The Simplest Arithmetic Circuit
The half adder is the simplest circuit that performs binary addition. It takes two 1-bit inputs — A and B — and produces two outputs: a sum bit (A XOR B) and a carry bit (A AND B). With just two gates, it computes 0+0=0, 0+1=1, 1+0=1, and 1+1=10 in binary. It's the atomic unit of all digital arithmetic.
Full Adder: Adding the Carry
The full adder extends the half adder by accepting a carry-in bit from a previous stage. It computes Sum = A XOR B XOR Cin, and Carry-out = (A AND B) OR (Cin AND (A XOR B)). This three-input design allows full adders to be chained together, each stage feeding its carry-out to the next stage's carry-in, forming a ripple-carry adder.
Ripple-Carry Adder
To add two N-bit numbers, N full adders are connected in series. The least significant bit's carry-in is 0, and each subsequent stage waits for the carry from the previous one.

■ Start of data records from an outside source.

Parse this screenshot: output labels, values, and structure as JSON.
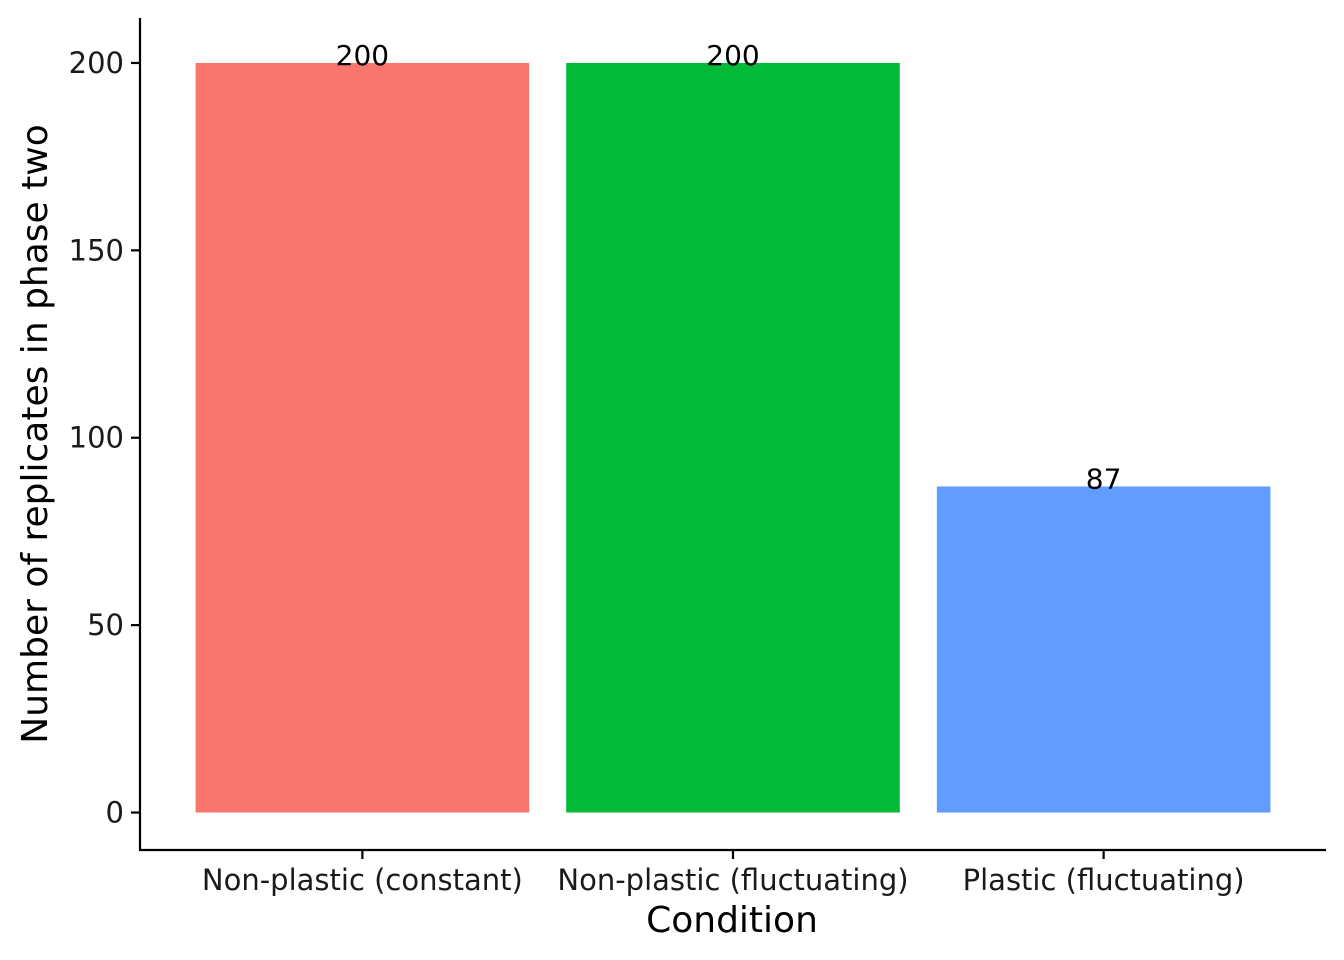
{
  "chart_data": {
    "type": "bar",
    "categories": [
      "Non-plastic (constant)",
      "Non-plastic (fluctuating)",
      "Plastic (fluctuating)"
    ],
    "values": [
      200,
      200,
      87
    ],
    "data_labels": [
      "200",
      "200",
      "87"
    ],
    "colors": [
      "#F8766D",
      "#00BA38",
      "#619CFF"
    ],
    "title": "",
    "xlabel": "Condition",
    "ylabel": "Number of replicates in phase two",
    "ylim": [
      -10,
      212
    ],
    "yticks": [
      0,
      50,
      100,
      150,
      200
    ],
    "grid": false,
    "legend": "none"
  }
}
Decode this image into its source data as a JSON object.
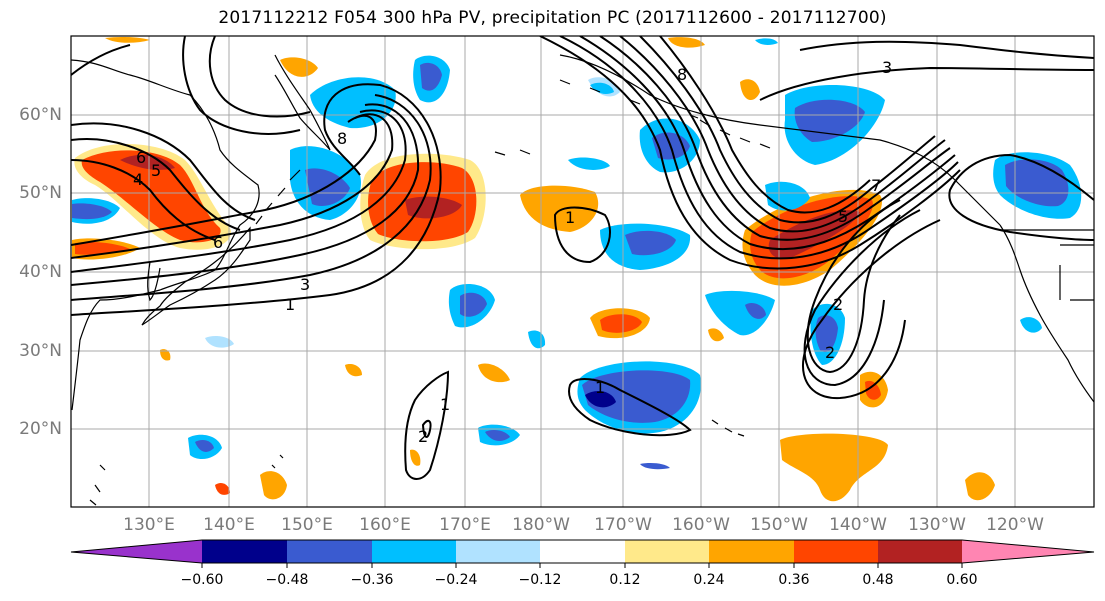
{
  "title": "2017112212 F054 300 hPa PV, precipitation PC (2017112600 - 2017112700)",
  "map": {
    "lat_labels": [
      "60°N",
      "50°N",
      "40°N",
      "30°N",
      "20°N"
    ],
    "lon_labels": [
      "130°E",
      "140°E",
      "150°E",
      "160°E",
      "170°E",
      "180°W",
      "170°W",
      "160°W",
      "150°W",
      "140°W",
      "130°W",
      "120°W"
    ],
    "contour_labels": [
      "6",
      "5",
      "4",
      "6",
      "3",
      "1",
      "8",
      "2",
      "1",
      "1",
      "2",
      "8",
      "3",
      "7",
      "5",
      "2",
      "1"
    ]
  },
  "colorbar": {
    "tick_labels": [
      "−0.60",
      "−0.48",
      "−0.36",
      "−0.24",
      "−0.12",
      "0.12",
      "0.24",
      "0.36",
      "0.48",
      "0.60"
    ],
    "colors": [
      "#9932cc",
      "#00008b",
      "#3a5bd0",
      "#00bfff",
      "#b0e2ff",
      "#ffffff",
      "#ffe98a",
      "#ffa500",
      "#ff4500",
      "#b22222",
      "#ff85b2"
    ]
  }
}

This ripple effect means the worst-case delay grows linearly with N — an 8-bit adder is 8 times slower than a 1-bit adder. For this reason, fast processors use parallel prefix adders.
Modern Adder Architectures
Real CPUs use carry-lookahead, carry-select, or Kogge-Stone adders that compute carries in O(log N) time instead of O(N). The carry-lookahead adder precomputes "generate" and "propagate" signals for each bit, then combines them in a tree structure. These designs use more gates but operate at multi-GHz frequencies — the price we pay for speed.